Al telefono risponde papà Stefano. La voce che vibra di emozione per questo “piccolo grande passo”. “Siamo tornati a casa da un’ora e Francesca sta prendendo già confidenza con gli spazi. Siamo finalmente a casa, dopo 224 giorni in una stanza di ospedale - prende fiato e ripete - 224 giorni, è incredibile” come se ancora non potesse crederci.

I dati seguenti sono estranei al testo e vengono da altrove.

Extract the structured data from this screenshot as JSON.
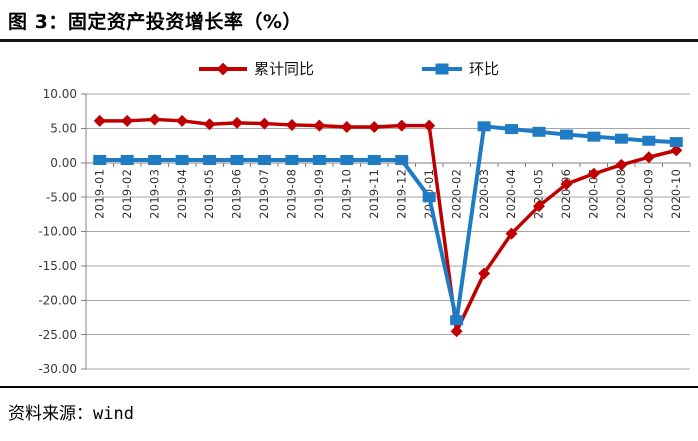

Francesca, 17 anni, è l’ultima tra i dodici ragazzi italiani, feriti nel rogo di fine anno a Le Constellation, ricoverati all’ospedale Niguarda di Milano, a essere dimessa. “Proprio nei giorni in cui si esprimono i desideri, un sogno bellissimo si è realizzato – ha commentato l’assessore regionale al welfare, Guido Bertolaso -. Oggi anche Francesca torna a casa. È una notizia che ci riempie di gioia e che conclude una storia iniziata quella drammatica notte di Capodanno”.